Which brings us to "Sound theatre's" possibly even more important feature: Not only does it include visual elements, it also strikes listeners with theatre's typical grandeur and especially it's capacity of making spectators loose themselves entirely. Whether you like these all-encompassing, heavy and at times complex compositions, is up to you - but for their entire lenght, you will be sucked up by them and only be spit out again at the very end.
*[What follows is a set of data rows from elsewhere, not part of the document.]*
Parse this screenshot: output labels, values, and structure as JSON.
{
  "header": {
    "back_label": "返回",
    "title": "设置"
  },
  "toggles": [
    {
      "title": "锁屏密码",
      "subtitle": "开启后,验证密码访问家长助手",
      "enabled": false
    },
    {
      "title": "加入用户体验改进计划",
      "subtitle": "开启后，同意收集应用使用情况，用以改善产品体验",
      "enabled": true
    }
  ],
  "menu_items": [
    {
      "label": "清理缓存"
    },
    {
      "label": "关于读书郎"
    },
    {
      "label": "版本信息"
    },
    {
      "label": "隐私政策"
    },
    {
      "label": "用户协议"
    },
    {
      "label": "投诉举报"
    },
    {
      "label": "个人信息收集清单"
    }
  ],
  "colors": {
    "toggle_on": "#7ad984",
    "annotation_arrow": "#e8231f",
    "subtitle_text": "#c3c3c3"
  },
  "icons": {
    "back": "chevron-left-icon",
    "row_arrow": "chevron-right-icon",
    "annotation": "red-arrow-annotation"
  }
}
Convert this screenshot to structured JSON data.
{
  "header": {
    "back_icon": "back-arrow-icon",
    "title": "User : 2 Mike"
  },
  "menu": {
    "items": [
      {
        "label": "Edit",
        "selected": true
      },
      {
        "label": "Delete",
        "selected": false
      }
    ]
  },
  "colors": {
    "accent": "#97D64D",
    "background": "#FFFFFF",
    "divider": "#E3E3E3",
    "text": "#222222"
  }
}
So what about the claim that sparked this article, that this is a radical alternative? Well, really, it depends on your point of view. On the surface, this music is "mereley" taking things one step further, allowing even more genres to merge and flow into each other - without turning the world upside down alltogether. Looking deeper, however, it is the hidden secrets and especially the implicit theatrical component that propels Bower's work into a leage of its own. In the end, this is maybe not the right thing to ask anyway. Radical or not, the real question is whether this music could take you somewhere you haven't been before. Just listening to the short extracts on his homepage makes you believe it could. And that's a positive statement for sure.